Burası Advanced Energy Industries, Inc. (AEIS), bağlı ortaklıklarıyla birlikte, enerjiyi çeşitli kullanılabilir biçimlere dönüştüren güç dönüştürme ve kontrol ekipmanlarını geliştiren, üreten, pazarlayan ve hizmet veren bir şirkettir.

1. Şirketin uzun vadeli rekabet avantajı var mı?

Evet, şirket bu son derece uzmanlaşmış pazarın en eski şirketlerinden biridir (1981'den beri) ve bugüne kadar hala olağanüstü sonuçlar göstermektedir.

2. Şirketin ürününü anlıyor musunuz?

Şirket çeşitli enerji türlerini elektriğe dönüştürüyor. Teknisyen değilim ama şu anda aktarılabilecek evrensel bir forma dönüştürülmesi gereken çok büyük miktarda alternatif enerji formunun olduğunu anlayabiliyorum. Bu nedenle şirketin işinin temel konseptini anlamak oldukça kolaydır.

3. Şirket önümüzdeki on yıl içinde pazar avantajını kaybedecek mi?

Tam tersine enerji dönüşümü konusunun öneminin giderek artacağını düşünüyorum.

4. Şirket sadece kendi yetki alanında mı faaliyet göstermektedir?

Evet, bu ana yön ve oldukça uzmanlaşmış.

5. Şirketin EPS geçmişi ve büyüme oranı nedir?

Finviz web sitesinde son beş yıldaki büyüme oranının %28,40 (5 yılı geçmiş EPS) olduğunu, Morningstar web sitesinde ise bunun 2015 yılı dışında istikrarlı olduğunu görüyoruz. Bu noktayı daha ayrıntılı olarak ele alalım.

Gelir tablosuna gittiğimizde asıl zararın durdurulan faaliyetlerden elde edilen net gelir ve durdurulan faaliyetlerden kaynaklanan zararlardan geldiğini görüyoruz. Belki de kârsız veya ümitsiz bir üretimin kapatılmasıydı; bu genellikle iyi bir haberdir, çünkü operasyonel faaliyetlerle ilgili değildir ve daha fazla gelişme üzerinde olumlu bir etkisi olabilir.

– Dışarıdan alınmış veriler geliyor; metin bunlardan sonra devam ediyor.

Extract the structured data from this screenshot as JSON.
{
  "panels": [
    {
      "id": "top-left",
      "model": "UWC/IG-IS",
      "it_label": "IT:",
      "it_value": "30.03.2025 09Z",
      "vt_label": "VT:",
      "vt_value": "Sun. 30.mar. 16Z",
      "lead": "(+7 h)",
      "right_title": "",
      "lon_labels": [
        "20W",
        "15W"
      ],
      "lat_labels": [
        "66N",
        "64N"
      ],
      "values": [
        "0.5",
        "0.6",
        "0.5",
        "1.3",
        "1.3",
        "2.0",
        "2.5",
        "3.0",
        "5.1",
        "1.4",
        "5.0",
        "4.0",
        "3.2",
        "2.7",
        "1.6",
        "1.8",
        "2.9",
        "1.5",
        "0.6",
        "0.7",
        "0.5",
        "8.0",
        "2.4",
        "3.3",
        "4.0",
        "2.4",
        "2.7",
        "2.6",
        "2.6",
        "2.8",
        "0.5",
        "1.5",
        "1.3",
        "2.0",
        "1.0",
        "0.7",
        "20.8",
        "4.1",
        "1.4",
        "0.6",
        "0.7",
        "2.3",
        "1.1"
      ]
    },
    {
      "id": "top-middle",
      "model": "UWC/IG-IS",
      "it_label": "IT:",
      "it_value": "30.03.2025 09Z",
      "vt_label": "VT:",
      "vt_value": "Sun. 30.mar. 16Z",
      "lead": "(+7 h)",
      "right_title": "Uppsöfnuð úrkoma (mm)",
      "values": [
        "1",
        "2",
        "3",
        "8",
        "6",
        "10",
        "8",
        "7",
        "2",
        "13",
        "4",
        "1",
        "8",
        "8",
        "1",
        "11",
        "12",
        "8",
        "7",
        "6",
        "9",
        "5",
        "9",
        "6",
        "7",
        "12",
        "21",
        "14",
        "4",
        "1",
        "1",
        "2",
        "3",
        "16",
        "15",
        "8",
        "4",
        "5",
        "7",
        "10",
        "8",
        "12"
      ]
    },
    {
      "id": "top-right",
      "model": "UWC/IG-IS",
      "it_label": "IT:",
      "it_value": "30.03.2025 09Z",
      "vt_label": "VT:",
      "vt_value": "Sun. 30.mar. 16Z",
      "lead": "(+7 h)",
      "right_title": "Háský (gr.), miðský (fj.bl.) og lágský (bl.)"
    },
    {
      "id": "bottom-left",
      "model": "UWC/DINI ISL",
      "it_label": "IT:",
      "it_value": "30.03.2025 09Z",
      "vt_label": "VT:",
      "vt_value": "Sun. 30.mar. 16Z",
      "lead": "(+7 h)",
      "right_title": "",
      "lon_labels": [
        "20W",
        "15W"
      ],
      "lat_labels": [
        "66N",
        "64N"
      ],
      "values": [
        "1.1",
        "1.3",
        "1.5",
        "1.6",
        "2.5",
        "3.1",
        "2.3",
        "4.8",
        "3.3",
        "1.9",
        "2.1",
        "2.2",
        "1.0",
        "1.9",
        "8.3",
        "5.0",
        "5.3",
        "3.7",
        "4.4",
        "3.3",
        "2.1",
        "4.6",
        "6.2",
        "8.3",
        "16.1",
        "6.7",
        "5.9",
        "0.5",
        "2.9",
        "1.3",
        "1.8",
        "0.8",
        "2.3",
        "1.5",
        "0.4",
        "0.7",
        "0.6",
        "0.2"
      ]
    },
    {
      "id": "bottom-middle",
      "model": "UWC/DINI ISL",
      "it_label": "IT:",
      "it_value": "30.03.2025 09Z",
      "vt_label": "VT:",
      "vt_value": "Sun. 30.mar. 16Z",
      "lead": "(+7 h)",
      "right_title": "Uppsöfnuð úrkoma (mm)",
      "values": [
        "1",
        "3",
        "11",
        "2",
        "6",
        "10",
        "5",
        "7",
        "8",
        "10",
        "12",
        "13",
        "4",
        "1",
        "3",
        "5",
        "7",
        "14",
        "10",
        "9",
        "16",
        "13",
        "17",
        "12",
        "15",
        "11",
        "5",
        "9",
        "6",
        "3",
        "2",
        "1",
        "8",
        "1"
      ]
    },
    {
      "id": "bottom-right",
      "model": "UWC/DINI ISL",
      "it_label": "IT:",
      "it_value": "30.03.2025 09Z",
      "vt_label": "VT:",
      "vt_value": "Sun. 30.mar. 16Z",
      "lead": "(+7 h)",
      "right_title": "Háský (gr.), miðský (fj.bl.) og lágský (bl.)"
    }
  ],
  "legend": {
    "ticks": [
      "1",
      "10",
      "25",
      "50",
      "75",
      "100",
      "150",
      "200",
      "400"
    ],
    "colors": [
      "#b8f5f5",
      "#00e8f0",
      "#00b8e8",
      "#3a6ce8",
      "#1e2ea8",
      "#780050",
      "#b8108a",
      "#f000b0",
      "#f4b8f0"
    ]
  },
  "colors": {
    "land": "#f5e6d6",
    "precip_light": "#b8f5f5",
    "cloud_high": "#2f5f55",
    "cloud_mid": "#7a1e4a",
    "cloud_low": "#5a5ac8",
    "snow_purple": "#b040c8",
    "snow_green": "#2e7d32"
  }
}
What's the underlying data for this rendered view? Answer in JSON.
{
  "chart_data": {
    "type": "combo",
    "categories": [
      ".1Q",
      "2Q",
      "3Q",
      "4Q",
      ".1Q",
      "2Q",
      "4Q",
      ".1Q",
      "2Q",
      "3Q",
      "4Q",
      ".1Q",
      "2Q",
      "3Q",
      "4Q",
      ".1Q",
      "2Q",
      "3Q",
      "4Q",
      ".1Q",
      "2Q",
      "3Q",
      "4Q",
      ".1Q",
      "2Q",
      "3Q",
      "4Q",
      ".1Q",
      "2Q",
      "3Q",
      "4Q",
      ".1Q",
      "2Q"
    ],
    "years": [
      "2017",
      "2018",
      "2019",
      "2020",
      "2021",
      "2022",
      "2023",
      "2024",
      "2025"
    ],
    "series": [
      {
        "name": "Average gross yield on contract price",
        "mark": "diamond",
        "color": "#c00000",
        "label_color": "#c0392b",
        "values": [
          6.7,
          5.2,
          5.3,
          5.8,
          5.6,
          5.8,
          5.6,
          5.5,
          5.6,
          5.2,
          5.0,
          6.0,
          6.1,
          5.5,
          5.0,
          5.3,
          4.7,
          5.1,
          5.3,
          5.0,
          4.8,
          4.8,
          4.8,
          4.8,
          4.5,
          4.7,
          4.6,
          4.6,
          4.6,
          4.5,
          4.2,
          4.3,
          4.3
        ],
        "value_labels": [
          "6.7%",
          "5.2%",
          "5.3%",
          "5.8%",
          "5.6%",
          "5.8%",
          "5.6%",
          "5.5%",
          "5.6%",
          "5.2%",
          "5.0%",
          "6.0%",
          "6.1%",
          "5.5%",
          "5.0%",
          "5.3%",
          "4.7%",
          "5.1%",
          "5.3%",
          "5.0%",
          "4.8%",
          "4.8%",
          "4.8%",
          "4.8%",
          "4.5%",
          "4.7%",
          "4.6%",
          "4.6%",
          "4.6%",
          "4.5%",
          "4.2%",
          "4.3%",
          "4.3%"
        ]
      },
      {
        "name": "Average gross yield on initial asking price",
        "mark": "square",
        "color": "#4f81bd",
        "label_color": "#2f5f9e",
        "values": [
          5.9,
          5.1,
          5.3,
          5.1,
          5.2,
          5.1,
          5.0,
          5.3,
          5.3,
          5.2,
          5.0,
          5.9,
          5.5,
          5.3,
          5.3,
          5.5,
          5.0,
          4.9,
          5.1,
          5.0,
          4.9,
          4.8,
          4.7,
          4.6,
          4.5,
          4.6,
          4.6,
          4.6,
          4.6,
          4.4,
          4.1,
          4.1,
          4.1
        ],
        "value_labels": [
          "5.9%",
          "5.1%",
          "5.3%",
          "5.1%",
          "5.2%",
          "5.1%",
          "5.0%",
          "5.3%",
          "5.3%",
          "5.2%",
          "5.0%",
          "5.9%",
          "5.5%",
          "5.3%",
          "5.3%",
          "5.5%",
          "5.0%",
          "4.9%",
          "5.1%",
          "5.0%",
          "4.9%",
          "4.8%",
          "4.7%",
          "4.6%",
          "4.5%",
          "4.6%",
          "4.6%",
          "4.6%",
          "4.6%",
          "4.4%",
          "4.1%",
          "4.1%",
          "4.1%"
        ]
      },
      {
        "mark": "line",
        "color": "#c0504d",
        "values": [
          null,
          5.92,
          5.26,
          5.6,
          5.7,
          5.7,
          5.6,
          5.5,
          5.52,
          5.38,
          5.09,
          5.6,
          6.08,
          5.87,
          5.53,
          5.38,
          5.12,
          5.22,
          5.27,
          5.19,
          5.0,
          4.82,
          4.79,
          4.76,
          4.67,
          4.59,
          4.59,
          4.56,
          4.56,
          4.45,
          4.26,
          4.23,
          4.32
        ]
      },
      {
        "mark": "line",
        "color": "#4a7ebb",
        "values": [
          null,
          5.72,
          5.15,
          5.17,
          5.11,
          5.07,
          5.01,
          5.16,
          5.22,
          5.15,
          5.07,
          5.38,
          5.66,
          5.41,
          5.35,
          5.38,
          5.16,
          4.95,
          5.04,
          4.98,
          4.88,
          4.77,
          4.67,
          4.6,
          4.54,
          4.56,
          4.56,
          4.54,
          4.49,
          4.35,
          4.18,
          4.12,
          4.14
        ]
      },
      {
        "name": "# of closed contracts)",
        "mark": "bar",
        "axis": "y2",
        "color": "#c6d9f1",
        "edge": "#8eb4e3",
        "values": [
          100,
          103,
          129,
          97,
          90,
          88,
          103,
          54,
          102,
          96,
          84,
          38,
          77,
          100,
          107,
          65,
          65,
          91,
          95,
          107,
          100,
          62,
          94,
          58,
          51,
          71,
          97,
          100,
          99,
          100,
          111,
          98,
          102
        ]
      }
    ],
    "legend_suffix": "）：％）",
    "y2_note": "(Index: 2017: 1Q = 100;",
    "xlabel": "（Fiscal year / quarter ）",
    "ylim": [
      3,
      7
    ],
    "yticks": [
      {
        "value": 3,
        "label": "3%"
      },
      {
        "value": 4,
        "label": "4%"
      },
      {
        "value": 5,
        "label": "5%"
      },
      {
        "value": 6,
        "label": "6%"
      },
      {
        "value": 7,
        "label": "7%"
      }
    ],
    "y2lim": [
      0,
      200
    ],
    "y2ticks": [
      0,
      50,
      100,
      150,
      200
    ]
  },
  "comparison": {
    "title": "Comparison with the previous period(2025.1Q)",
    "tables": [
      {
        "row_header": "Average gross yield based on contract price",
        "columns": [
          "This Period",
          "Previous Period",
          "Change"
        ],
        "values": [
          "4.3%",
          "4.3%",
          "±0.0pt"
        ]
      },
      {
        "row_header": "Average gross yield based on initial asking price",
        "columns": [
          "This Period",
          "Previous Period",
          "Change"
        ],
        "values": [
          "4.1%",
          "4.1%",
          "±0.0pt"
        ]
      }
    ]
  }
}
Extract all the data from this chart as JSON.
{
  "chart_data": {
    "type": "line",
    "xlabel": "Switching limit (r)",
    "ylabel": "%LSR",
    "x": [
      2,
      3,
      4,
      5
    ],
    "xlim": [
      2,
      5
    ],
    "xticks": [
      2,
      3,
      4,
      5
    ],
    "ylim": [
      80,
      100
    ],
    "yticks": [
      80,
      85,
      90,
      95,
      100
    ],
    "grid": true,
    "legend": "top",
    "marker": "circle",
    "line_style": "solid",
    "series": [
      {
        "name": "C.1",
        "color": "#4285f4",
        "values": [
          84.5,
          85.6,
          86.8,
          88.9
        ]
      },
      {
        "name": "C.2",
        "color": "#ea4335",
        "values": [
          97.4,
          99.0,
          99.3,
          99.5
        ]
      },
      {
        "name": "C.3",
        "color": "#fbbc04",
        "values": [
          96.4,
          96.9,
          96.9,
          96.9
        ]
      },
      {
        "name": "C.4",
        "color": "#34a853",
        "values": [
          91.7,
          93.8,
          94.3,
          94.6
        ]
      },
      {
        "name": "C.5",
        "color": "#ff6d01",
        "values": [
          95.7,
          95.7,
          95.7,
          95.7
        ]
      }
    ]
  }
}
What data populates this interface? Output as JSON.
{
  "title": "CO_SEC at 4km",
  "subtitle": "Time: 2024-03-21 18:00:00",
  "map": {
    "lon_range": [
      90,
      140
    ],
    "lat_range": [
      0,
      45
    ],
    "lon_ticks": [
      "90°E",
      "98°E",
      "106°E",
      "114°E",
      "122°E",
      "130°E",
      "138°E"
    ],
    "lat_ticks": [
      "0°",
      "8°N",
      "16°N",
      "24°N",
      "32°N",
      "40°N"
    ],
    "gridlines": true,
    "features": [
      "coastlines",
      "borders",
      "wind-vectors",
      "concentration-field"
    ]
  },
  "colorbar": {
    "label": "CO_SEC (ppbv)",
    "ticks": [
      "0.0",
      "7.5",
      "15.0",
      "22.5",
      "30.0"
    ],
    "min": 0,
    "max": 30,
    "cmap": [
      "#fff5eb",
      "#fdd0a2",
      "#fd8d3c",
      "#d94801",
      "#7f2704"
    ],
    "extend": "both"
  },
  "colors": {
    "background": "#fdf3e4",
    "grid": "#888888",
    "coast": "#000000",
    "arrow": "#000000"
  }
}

Emin olmak için şirketin web sitesine veya 10-K'yi içeren yıllık raporu bulabileceğiniz başka bir siteye gidip bu konuda ne yazdığını görüyoruz. Bunun doğru olduğunu yazıyorlar - invertör bölümünü kapattılar. Genel olarak, gelecek yıldan da görebileceğiniz gibi, bunun karlar ve karlılık üzerinde oldukça iyi bir etkisi oldu, o yüzden sorun değil, hadi daha ayrıntılı analiz edelim.

6. Şirketin özsermaye karlılığı sürekli yüksek mi?

Gördüğümüz gibi aynı yıl olan 2015 yılı hariç mükemmel bir yılı var. 2016 yılı sonunda ROE %38,88 olarak gerçekleşti, bu da ihtiyacımızın iki katından fazla.

7. Şirketin brüt özsermaye getirisi sürekli olarak yüksek mi?

Bunu yapmak için, Gelir tablosundan vergi öncesi geliri (128 milyon) alıyoruz ve Toplam yükümlülükler ve özsermayeye (572 milyon) bölerek %22,4 elde ediyoruz, bu da minimum %12'den çok daha yüksek ve bu rakam oldukça istikrarlı.

8. Şirketin ne kadar borcu var?

Şirketin elinde hiç yok. Fantastik.

9. Şirket piyasadaki hisselerini geri satın alıyor mu?

Nakit akışı tablosunda, geri satın alınan adi hisse senedi satırından bu yıl geri alım olmadığını ancak bunun önceki yıllarda gerçekleştiğini görüyoruz. İyi. Dolaşımdaki hisse sayısını kontrol edelim. Gelir tablosunda son iki yıldır Ağırlıklı ortalama hisse sayısının (seyreltilmiş) aynı olduğunu görüyoruz, bu yüzden devam ediyoruz.

10. Şirketin ürünlerinin maliyeti enflasyonla birlikte artıyor mu?

Satılan ürün sayısı ve satışlarından elde edilen gelirle ilgili üç aylık raporlara baktığımızda, ürünlerin maliyetinin yılda yaklaşık %8-12 oranında arttığını görüyoruz; bu oran enflasyonun çok üzerindedir.

11. Şirketin ekipmanı güncellemek için sürekli para harcaması gerekiyor mu?

Maddi duran varlıklar satırından yükümlülüklerin düşme eğiliminde olduğunu görüyoruz, bu mükemmel, ekipmanın bakım ve satın alma maliyetleri ne kadar düşük olursa kâr da o kadar yüksek olur.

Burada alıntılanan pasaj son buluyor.